Größte Akteure der Flüchtlingsbetreuung sind: UNO-Flüchtlingshilfsorganisation (UNHCR), 87 Prozent ihres Budgets kommt von Regierungen, der Rest von Privaten und Sachspenden, wie Zelte, Medikamente oder LKWs. Budget 2017: 7,7 Mrd. US-Dollar. Internationale Organisation für Migration (IOM), eine UNO-Hilfsorganisation für Migrations-Programme. Gesamtbudget 2017: rund 1 Mrd. Schweizer Franken inklusive hoher EU-Beiträge. Hinzu kommt das UNO-Welternährungsprogramm (WFP).

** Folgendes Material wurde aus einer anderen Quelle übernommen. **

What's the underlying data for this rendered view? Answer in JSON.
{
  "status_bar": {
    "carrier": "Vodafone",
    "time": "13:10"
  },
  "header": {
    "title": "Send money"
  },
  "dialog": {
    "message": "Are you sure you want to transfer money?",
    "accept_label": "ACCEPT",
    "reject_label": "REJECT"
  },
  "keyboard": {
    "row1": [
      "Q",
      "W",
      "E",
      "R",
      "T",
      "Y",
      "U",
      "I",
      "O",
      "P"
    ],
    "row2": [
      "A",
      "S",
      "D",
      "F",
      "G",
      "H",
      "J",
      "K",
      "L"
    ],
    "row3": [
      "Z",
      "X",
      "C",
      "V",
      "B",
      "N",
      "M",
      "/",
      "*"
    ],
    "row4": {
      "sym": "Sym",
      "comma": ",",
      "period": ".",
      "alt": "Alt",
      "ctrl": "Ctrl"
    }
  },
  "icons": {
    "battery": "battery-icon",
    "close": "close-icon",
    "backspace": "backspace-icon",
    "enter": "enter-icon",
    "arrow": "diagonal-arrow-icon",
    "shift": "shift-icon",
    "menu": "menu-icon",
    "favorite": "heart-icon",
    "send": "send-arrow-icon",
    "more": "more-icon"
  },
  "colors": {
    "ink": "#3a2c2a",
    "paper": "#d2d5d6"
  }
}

Flüchtlingslager in Kenia und Äthiopien

Nahrungsbereitstellung aus freiwilligen Spenden von Regierungen und Privaten. Budget 2016: fast 6 Mrd. US-Dollar, ein Drittel von den USA, jeweils fast eine Million von EU und Deutschland. – (Inter)nationales Rotes Kreuz. Budget der Österreich-Abteilung 2017: 24 Mio. Euro für Internationale Hilfe, davon 6,8 Mio. für Afrika. Dazu kommen unzählige NGOs, die erneut von UNO, EU, Regierungen, Privaten, Stiftungen und Spenden finanziert werden. Sicherlich zwei Drittel der genannten Budgets kommt aus dem Steuergeld der Industriestaaten.

Große Flüchtlingslager sind in Afrika in Uganda, Kenia, Äthiopien und Tansania. Uganda nahm die meisten Flüchtlinge aus Afrika auf. Laut UNO im Vorjahr über eine Million, fast 70 Prozent davon aus dem Südsudan. Flüchtlinge erhalten Unterkunft, Nahrung, Kleidung und etwas Geld, einen Teil davon als „mobiles Geld“ über Mobiltelefone. Laut UNO-Studie sind Flüchtlingslager ein wichtiger Wirtschaftsfaktor im Gastgeberland.